La fuerza de la comunidad

El concepto de comunidad (1)

“Cuando hablamos de comunidad, estamos refiriéndonos a personas o grupos de personas que comparten condiciones semejantes de vida — económica, social, cultural, política, religiosa y espiritual — aún dándonos cuenta de que en la comunidad existen diferentes niveles y formas de vivir esas condiciones. La comunidad no es, entonces, un todo homogéneo, una vez que existe diversidad en su interior. Pero hay un aspecto fundamental en la formación de una comunidad: para que una comunidad se constituya, es muy importante que las personas y grupos estén en permanente interacción, o sea, que exista un flujo de relaciones entre las personas, pudiendo haber reciprocidad entre ellas.

Debido a la forma como nuestra sociedad está organizada, raramente los grupos actúan como un todo. Pero una parte consigue defender intereses comunes, amplios, complejos, vastos, buscando el bienestar social.

Las comunidades comparten, también, un mismo espacio geográfico. Vamos a comprender, entonces, el concepto de comunidad.

Comunidad es un grupo de personas que viven, no de éste o de aquél interés particular, sino de un complejo conjunto de intereses, de modo de viabilizar sus vidas, dándoles un significado de pertenencia e identificación.

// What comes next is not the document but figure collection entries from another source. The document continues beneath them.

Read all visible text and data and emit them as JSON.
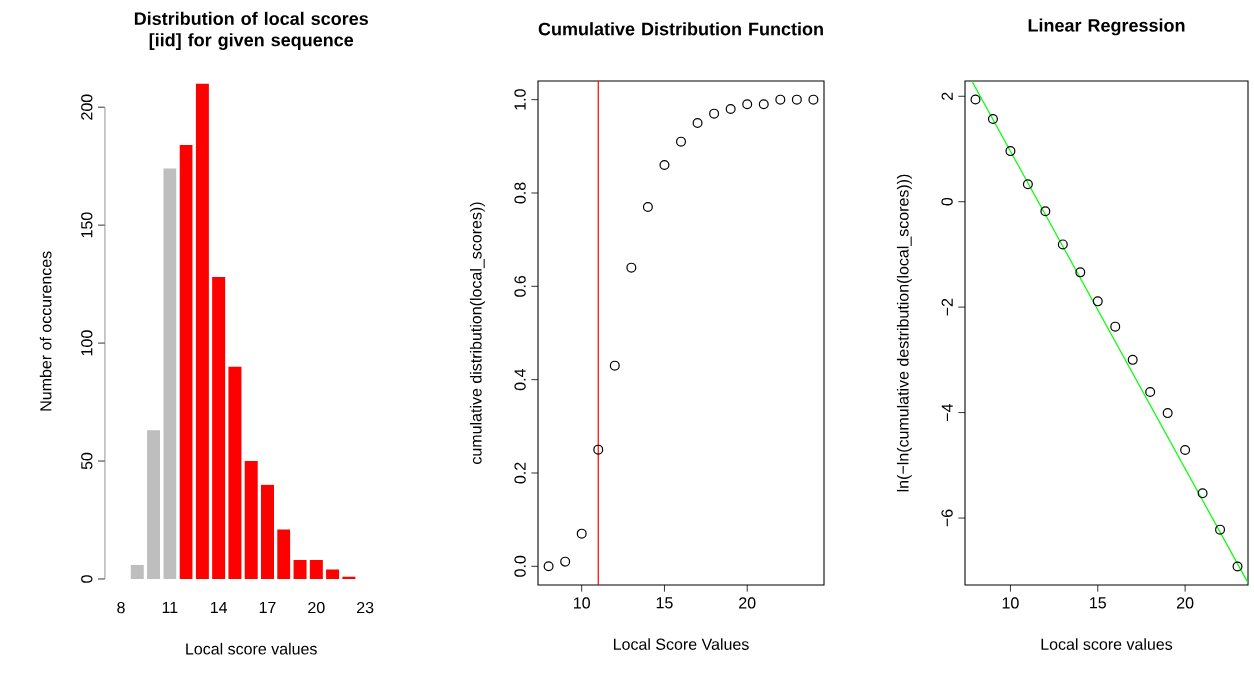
{
  "chart_data": [
    {
      "type": "bar",
      "title": "Distribution of local scores [iid] for given sequence",
      "xlabel": "Local score values",
      "ylabel": "Number of occurences",
      "categories": [
        "8",
        null,
        null,
        "11",
        null,
        null,
        "14",
        null,
        null,
        "17",
        null,
        null,
        "20",
        null,
        null,
        "23",
        null
      ],
      "values": [
        0,
        6,
        63,
        174,
        184,
        210,
        128,
        90,
        50,
        40,
        21,
        8,
        8,
        4,
        1,
        0,
        0
      ],
      "colors": [
        "#bebebe",
        "#bebebe",
        "#bebebe",
        "#bebebe",
        "#ff0000",
        "#ff0000",
        "#ff0000",
        "#ff0000",
        "#ff0000",
        "#ff0000",
        "#ff0000",
        "#ff0000",
        "#ff0000",
        "#ff0000",
        "#ff0000",
        "#ff0000",
        "#ff0000"
      ],
      "ylim": [
        0,
        210
      ],
      "yticks": [
        0,
        50,
        100,
        150,
        200
      ]
    },
    {
      "type": "scatter",
      "title": "Cumulative Distribution Function",
      "xlabel": "Local Score Values",
      "ylabel": "cumulative distribution(local_scores))",
      "x": [
        8,
        9,
        10,
        11,
        12,
        13,
        14,
        15,
        16,
        17,
        18,
        19,
        20,
        21,
        22,
        23,
        24
      ],
      "values": [
        0,
        0.01,
        0.07,
        0.25,
        0.43,
        0.64,
        0.77,
        0.86,
        0.91,
        0.95,
        0.97,
        0.98,
        0.99,
        0.99,
        1.0,
        1.0,
        1.0
      ],
      "color": "#000000",
      "marker": "circle",
      "xlim": [
        7.36,
        24.64
      ],
      "ylim": [
        -0.04,
        1.04
      ],
      "xticks": [
        10,
        15,
        20
      ],
      "yticks": [
        {
          "value": 0,
          "label": "0.0"
        },
        0.2,
        0.4,
        0.6,
        0.8,
        {
          "value": 1,
          "label": "1.0"
        }
      ],
      "ref_lines": [
        {
          "axis": "x",
          "value": 11,
          "color": "#ff0000"
        }
      ]
    },
    {
      "type": "scatter",
      "title": "Linear Regression",
      "xlabel": "Local score values",
      "ylabel": "ln(−ln(cumulative destribution(local_scores)))",
      "series": [
        {
          "color": "#000000",
          "marker": "circle",
          "x": [
            8,
            9,
            10,
            11,
            12,
            13,
            14,
            15,
            16,
            17,
            18,
            19,
            20,
            21,
            22,
            23
          ],
          "values": [
            1.94,
            1.57,
            0.96,
            0.33,
            -0.18,
            -0.81,
            -1.34,
            -1.89,
            -2.37,
            -3.0,
            -3.61,
            -4.01,
            -4.71,
            -5.53,
            -6.22,
            -6.92
          ]
        },
        {
          "type": "line",
          "color": "#00ff00",
          "marker": "none",
          "x": [
            7.79,
            23.6
          ],
          "values": [
            2.29,
            -7.23
          ]
        }
      ],
      "xlim": [
        7.4,
        23.6
      ],
      "ylim": [
        -7.27,
        2.29
      ],
      "xticks": [
        10,
        15,
        20
      ],
      "yticks": [
        {
          "value": -6,
          "label": "−6"
        },
        {
          "value": -4,
          "label": "−4"
        },
        {
          "value": -2,
          "label": "−2"
        },
        0,
        2
      ]
    }
  ]
}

La comunidad, o mejor dicho, las pequeñas comunidades son un espacio de construcción y reconstrucción social. Ellas consiguen integrar, en una dinámica de esperanza, vidas desesperadas y desvinculadas. Pueden, inclusive, asumir el carácter de familia substituta, como ya vimos. Viviendo en comunidad, la gente descubre y redescubre su identidad social, cultural e histórica.

La comunidad solo es consistente cuando consigue establecer una base concreta de relaciones entre las personas. Sin esto, no sería más que apenas un esbozo de comunidad.

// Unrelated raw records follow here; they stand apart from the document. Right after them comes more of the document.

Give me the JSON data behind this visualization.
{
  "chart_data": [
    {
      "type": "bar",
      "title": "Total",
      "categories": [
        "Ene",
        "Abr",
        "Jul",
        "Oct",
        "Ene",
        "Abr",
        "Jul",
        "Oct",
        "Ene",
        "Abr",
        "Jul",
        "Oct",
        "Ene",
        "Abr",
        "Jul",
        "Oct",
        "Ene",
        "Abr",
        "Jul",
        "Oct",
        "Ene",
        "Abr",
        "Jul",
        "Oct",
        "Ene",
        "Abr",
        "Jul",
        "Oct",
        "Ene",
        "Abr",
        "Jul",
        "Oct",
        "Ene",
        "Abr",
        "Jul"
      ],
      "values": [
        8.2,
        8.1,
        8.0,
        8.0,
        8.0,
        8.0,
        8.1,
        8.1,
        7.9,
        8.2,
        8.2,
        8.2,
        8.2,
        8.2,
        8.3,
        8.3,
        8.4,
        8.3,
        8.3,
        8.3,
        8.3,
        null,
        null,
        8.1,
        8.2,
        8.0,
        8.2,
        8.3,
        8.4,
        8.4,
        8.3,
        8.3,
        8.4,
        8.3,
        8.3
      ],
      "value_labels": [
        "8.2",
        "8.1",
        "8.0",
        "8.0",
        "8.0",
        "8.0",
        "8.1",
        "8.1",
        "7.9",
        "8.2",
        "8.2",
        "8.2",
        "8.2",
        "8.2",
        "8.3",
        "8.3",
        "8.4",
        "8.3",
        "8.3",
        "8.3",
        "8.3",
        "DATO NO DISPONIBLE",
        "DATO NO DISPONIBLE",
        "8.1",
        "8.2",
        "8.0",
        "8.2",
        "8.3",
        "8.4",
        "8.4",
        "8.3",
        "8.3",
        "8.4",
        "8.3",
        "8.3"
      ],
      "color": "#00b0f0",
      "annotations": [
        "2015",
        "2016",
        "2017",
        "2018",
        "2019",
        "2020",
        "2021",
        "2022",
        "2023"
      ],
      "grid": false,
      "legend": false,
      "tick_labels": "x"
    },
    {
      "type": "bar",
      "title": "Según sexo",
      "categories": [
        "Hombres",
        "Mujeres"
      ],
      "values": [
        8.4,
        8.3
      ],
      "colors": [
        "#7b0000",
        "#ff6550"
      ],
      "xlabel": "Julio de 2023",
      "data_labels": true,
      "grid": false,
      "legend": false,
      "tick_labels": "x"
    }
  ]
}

Las relaciones entre las personas pueden ser comparadas a un bordado en que las líneas de la vida de cada uno se cruzan y entrecruzan formando un dibujo. Pueden ser comparadas a las telas que se cruzan para dar sustentación a la araña. Esas telas, líneas o relaciones, a veces se amplían, se destacan, otras veces se funden, se confunden, se conectan o se separan.

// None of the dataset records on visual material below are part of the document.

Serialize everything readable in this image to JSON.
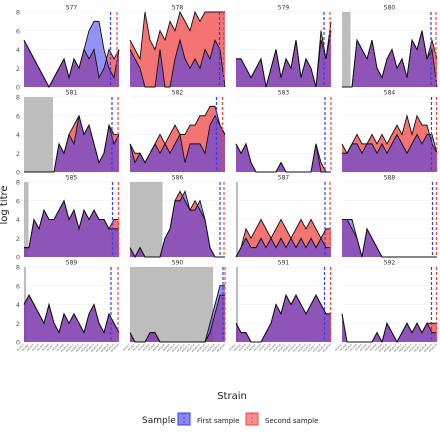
{
  "chart_data": {
    "type": "area",
    "xlabel": "Strain",
    "ylabel": "log titre",
    "ylim": [
      0,
      8
    ],
    "yticks": [
      0,
      2,
      4,
      6,
      8
    ],
    "n_strains": 20,
    "x_tick_labels": [
      "A/SA/1",
      "A/SA/2",
      "A/SA/3",
      "A/SA/4",
      "A/SA/5",
      "A/SA/6",
      "A/SA/7",
      "A/SA/8",
      "A/SA/9",
      "A/SA/10",
      "A/SA/11",
      "A/SA/12",
      "A/SA/13",
      "A/SA/14",
      "A/SA/15",
      "A/SA/16",
      "A/SA/17",
      "A/SA/18",
      "A/SA/19",
      "A/SA/20"
    ],
    "legend": {
      "title": "Sample",
      "position": "bottom",
      "items": [
        {
          "label": "First sample",
          "color": "#3b3bf0"
        },
        {
          "label": "Second sample",
          "color": "#f04545"
        }
      ]
    },
    "colors": {
      "first": "#3b3bf0",
      "second": "#f04545",
      "overlap": "#8e2454",
      "shade": "#bdbdbd",
      "grid": "#ebebeb"
    },
    "panels": [
      {
        "id": "577",
        "shade": null,
        "vline_first": 17.3,
        "vline_second": 18.6,
        "first": [
          5,
          4,
          3,
          2,
          1,
          0,
          1,
          2,
          3,
          1,
          3,
          2,
          4,
          6,
          7,
          7,
          4,
          2,
          1,
          4
        ],
        "second": [
          5,
          4,
          3,
          2,
          1,
          0,
          1,
          2,
          3,
          1,
          3,
          2,
          4,
          3,
          4,
          1,
          2,
          4,
          3,
          4
        ]
      },
      {
        "id": "578",
        "shade": null,
        "vline_first": 17.9,
        "vline_second": 18.7,
        "first": [
          4,
          3,
          2,
          0,
          0,
          0,
          4,
          0,
          0,
          3,
          5,
          3,
          2,
          3,
          2,
          4,
          3,
          5,
          4,
          0
        ],
        "second": [
          5,
          4,
          3,
          8,
          5,
          4,
          6,
          5,
          7,
          6,
          8,
          7,
          6,
          8,
          7,
          8,
          8,
          8,
          8,
          8
        ]
      },
      {
        "id": "579",
        "shade": null,
        "vline_first": 17.6,
        "vline_second": 18.8,
        "first": [
          3,
          3,
          2,
          1,
          2,
          3,
          0,
          2,
          4,
          1,
          3,
          2,
          5,
          1,
          3,
          2,
          0,
          5,
          3,
          6
        ],
        "second": [
          3,
          3,
          2,
          1,
          2,
          3,
          0,
          2,
          4,
          1,
          3,
          2,
          5,
          1,
          3,
          2,
          0,
          6,
          3,
          7
        ]
      },
      {
        "id": "580",
        "shade": [
          0,
          1.7
        ],
        "vline_first": 17.8,
        "vline_second": 18.8,
        "first": [
          0,
          0,
          0,
          5,
          4,
          3,
          5,
          2,
          1,
          3,
          4,
          2,
          3,
          1,
          5,
          4,
          6,
          3,
          4,
          0
        ],
        "second": [
          0,
          0,
          0,
          5,
          4,
          3,
          5,
          2,
          1,
          3,
          4,
          2,
          3,
          1,
          5,
          4,
          6,
          3,
          5,
          3
        ]
      },
      {
        "id": "581",
        "shade": [
          0,
          5.8
        ],
        "vline_first": 17.6,
        "vline_second": 18.8,
        "first": [
          0,
          0,
          0,
          0,
          0,
          0,
          0,
          3,
          2,
          4,
          3,
          6,
          4,
          5,
          3,
          1,
          2,
          5,
          3,
          4
        ],
        "second": [
          0,
          0,
          0,
          0,
          0,
          0,
          0,
          3,
          2,
          4,
          5,
          6,
          4,
          5,
          3,
          1,
          2,
          5,
          4,
          4
        ]
      },
      {
        "id": "582",
        "shade": null,
        "vline_first": 17.3,
        "vline_second": 18.5,
        "first": [
          3,
          1,
          2,
          1,
          2,
          3,
          2,
          3,
          2,
          3,
          4,
          1,
          3,
          3,
          3,
          2,
          5,
          6,
          5,
          4
        ],
        "second": [
          3,
          2,
          2,
          1,
          2,
          3,
          4,
          3,
          4,
          5,
          4,
          4,
          5,
          5,
          6,
          6,
          7,
          7,
          5,
          4
        ]
      },
      {
        "id": "583",
        "shade": null,
        "vline_first": 17.8,
        "vline_second": 19.0,
        "first": [
          3,
          2,
          3,
          1,
          0,
          0,
          0,
          0,
          0,
          1,
          0,
          0,
          0,
          0,
          0,
          0,
          3,
          0,
          0,
          0
        ],
        "second": [
          3,
          2,
          3,
          1,
          0,
          0,
          0,
          0,
          0,
          1,
          0,
          0,
          0,
          0,
          0,
          0,
          3,
          1,
          0,
          0
        ]
      },
      {
        "id": "584",
        "shade": null,
        "vline_first": 17.9,
        "vline_second": 18.9,
        "first": [
          2,
          2,
          3,
          3,
          2,
          3,
          3,
          2,
          3,
          2,
          3,
          4,
          3,
          2,
          3,
          4,
          3,
          4,
          4,
          2
        ],
        "second": [
          3,
          2,
          3,
          4,
          3,
          3,
          4,
          3,
          4,
          3,
          4,
          5,
          4,
          6,
          4,
          6,
          5,
          5,
          3,
          2
        ]
      },
      {
        "id": "585",
        "shade": [
          0,
          0.9
        ],
        "vline_first": 17.7,
        "vline_second": 18.9,
        "first": [
          1,
          1,
          4,
          3,
          5,
          4,
          4,
          5,
          6,
          4,
          5,
          3,
          5,
          4,
          5,
          4,
          4,
          3,
          3,
          3
        ],
        "second": [
          1,
          1,
          4,
          3,
          5,
          4,
          4,
          5,
          6,
          4,
          5,
          3,
          5,
          4,
          5,
          4,
          4,
          3,
          4,
          4
        ]
      },
      {
        "id": "586",
        "shade": [
          0,
          6.5
        ],
        "vline_first": 18.0,
        "vline_second": 18.8,
        "first": [
          1,
          0,
          1,
          0,
          0,
          0,
          0,
          2,
          3,
          6,
          6,
          7,
          5,
          5,
          6,
          4,
          1,
          0,
          0,
          0
        ],
        "second": [
          1,
          0,
          1,
          0,
          0,
          0,
          0,
          2,
          3,
          6,
          7,
          6,
          5,
          6,
          5,
          4,
          1,
          0,
          0,
          0
        ]
      },
      {
        "id": "587",
        "shade": [
          0,
          0.4
        ],
        "vline_first": 17.8,
        "vline_second": 18.8,
        "first": [
          0,
          1,
          2,
          1,
          1,
          2,
          1,
          2,
          1,
          2,
          1,
          2,
          1,
          2,
          1,
          2,
          1,
          2,
          1,
          1
        ],
        "second": [
          0,
          1,
          3,
          2,
          3,
          4,
          3,
          2,
          3,
          4,
          3,
          2,
          3,
          4,
          3,
          4,
          3,
          2,
          3,
          3
        ]
      },
      {
        "id": "588",
        "shade": null,
        "vline_first": 18.1,
        "vline_second": 18.9,
        "first": [
          4,
          4,
          4,
          2,
          0,
          3,
          2,
          1,
          0,
          0,
          0,
          0,
          0,
          0,
          0,
          0,
          0,
          0,
          0,
          0
        ],
        "second": [
          4,
          4,
          3,
          2,
          0,
          3,
          2,
          1,
          0,
          0,
          0,
          0,
          0,
          0,
          0,
          0,
          0,
          0,
          0,
          0
        ]
      },
      {
        "id": "589",
        "shade": [
          0,
          0.4
        ],
        "vline_first": 17.4,
        "vline_second": 18.8,
        "first": [
          4,
          5,
          4,
          3,
          2,
          4,
          2,
          1,
          3,
          2,
          3,
          2,
          1,
          3,
          4,
          2,
          1,
          3,
          2,
          1
        ],
        "second": [
          4,
          5,
          4,
          3,
          2,
          4,
          2,
          1,
          3,
          2,
          3,
          2,
          1,
          3,
          4,
          2,
          1,
          3,
          2,
          1
        ]
      },
      {
        "id": "590",
        "shade": [
          0,
          16.6
        ],
        "vline_first": 18.6,
        "vline_second": 19.0,
        "first": [
          1,
          0,
          0,
          0,
          1,
          1,
          0,
          0,
          0,
          0,
          0,
          0,
          0,
          0,
          0,
          0,
          2,
          4,
          6,
          6
        ],
        "second": [
          1,
          0,
          0,
          0,
          1,
          1,
          0,
          0,
          0,
          0,
          0,
          0,
          0,
          0,
          0,
          0,
          1,
          3,
          5,
          5
        ]
      },
      {
        "id": "591",
        "shade": [
          0,
          0.4
        ],
        "vline_first": 17.7,
        "vline_second": 18.9,
        "first": [
          2,
          1,
          1,
          0,
          0,
          0,
          1,
          2,
          4,
          3,
          5,
          4,
          5,
          4,
          3,
          4,
          5,
          4,
          3,
          3
        ],
        "second": [
          2,
          1,
          1,
          0,
          0,
          0,
          1,
          2,
          4,
          3,
          5,
          4,
          5,
          4,
          3,
          4,
          5,
          4,
          3,
          3
        ]
      },
      {
        "id": "592",
        "shade": null,
        "vline_first": 17.9,
        "vline_second": 18.9,
        "first": [
          3,
          0,
          0,
          0,
          0,
          0,
          0,
          1,
          0,
          2,
          1,
          0,
          1,
          2,
          1,
          2,
          1,
          2,
          1,
          1
        ],
        "second": [
          3,
          0,
          0,
          0,
          0,
          0,
          0,
          1,
          0,
          2,
          1,
          0,
          1,
          2,
          1,
          2,
          1,
          2,
          2,
          2
        ]
      }
    ]
  }
}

El hilo con el cual se tejen las relaciones sociales, viene de lo que somos, de lo que pensamos, de la forma como actuamos. Viene de nuestra identidad construida a partir de todo nuestro arsenal de vivencias, sean ellas afectivas, sociales, profesionales o espirituales. Como arañas, en comunidad, somos capaces de construir nuevas telas, nuevas relaciones, tejiendo hilos de la nada, o, aparentemente, de la nada. Porque tejemos a partir de algo invisible que existe dentro de nosotros. Algo que aunque no sea palpable, construye y da forma a nuestro vivir. Tejemos las telas usando nuestros hilos de vida como un acto de amor al prójimo.”